So you’ve got a SQL Server that you want to monitor. What should you monitor? In my opinion, at bare minimum, you want to collect wait statistics. Let’s talk about a basic wait statistics collection.
Our new best friend: dm_os_wait_stats
This is the only place we need to query. It’s a DMV that shows the wait statistics for the entire instance since the instance rebooted.
Setting up a scheduled query to collect wait statistics
We need a table to store the wait statistics. Here’s a basic script for storing wait statistics. I added all the columns from the DMV above, along with a column for server name and the datetime when the data was inserted.
CREATE TABLE wait_statistics_history (wait_statistics_id BIGINT IDENTITY(1,1), wait_type NVARCHAR(60), waiting_tasks_count BIGINT, wait_time_ms BIGINT, max_wait_time_ms BIGINT, signal_wait_time_ms BIGINT, server_name NVARCHAR(128), insert_datetime DATETIME DEFAULT(GETDATE())) GO CREATE CLUSTERED INDEX cx_wait_statistics_id on wait_statistics_history(wait_statistics_id);
And here’s a query to insert into that table.

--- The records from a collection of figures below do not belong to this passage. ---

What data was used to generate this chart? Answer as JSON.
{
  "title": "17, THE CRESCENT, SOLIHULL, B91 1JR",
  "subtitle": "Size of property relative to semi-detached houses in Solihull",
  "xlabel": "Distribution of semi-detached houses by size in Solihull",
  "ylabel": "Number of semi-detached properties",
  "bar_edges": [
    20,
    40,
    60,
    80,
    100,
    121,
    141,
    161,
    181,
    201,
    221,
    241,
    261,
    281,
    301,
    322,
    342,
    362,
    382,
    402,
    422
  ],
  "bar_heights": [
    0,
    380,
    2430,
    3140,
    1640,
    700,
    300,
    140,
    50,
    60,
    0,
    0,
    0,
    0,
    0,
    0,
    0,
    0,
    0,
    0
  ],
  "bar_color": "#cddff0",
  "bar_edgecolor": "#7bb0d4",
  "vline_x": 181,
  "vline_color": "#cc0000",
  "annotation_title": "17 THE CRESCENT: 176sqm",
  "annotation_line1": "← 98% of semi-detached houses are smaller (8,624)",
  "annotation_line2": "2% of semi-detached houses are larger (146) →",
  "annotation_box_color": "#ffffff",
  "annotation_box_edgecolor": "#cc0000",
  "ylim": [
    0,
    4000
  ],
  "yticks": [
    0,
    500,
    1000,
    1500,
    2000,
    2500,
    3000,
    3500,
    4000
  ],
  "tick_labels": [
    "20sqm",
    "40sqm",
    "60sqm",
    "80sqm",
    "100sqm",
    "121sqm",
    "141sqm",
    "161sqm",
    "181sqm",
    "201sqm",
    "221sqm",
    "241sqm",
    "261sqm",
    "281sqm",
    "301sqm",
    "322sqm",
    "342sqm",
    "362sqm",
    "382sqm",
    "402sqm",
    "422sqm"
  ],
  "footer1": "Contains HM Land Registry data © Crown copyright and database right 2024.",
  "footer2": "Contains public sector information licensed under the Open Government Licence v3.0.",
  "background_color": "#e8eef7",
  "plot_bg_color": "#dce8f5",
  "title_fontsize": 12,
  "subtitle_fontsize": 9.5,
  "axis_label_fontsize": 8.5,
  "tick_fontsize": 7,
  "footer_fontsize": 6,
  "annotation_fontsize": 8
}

INSERT INTO [dbo].[wait_statistics_history] ([wait_type] ,[waiting_tasks_count] ,[wait_time_ms] ,[max_wait_time_ms] ,[signal_wait_time_ms] ,[server_name] ) SELECT wait_type ,waiting_tasks_count ,wait_time_ms ,max_wait_time_ms ,signal_wait_time_ms ,@@SERVERNAME FROM sys.dm_os_wait_stats
Okay, what now?
Now we have a way to track wait statistics over time. Feel free to wrap that query in a stored procedure, and execute from a SQL agent job. I’d recommend collecting once an hour, but you can always change that threshold.
Also, consider filtering out wait statistics that you don’t care about. There’s a lot of resources online for finding which wait statistics are good vs bad.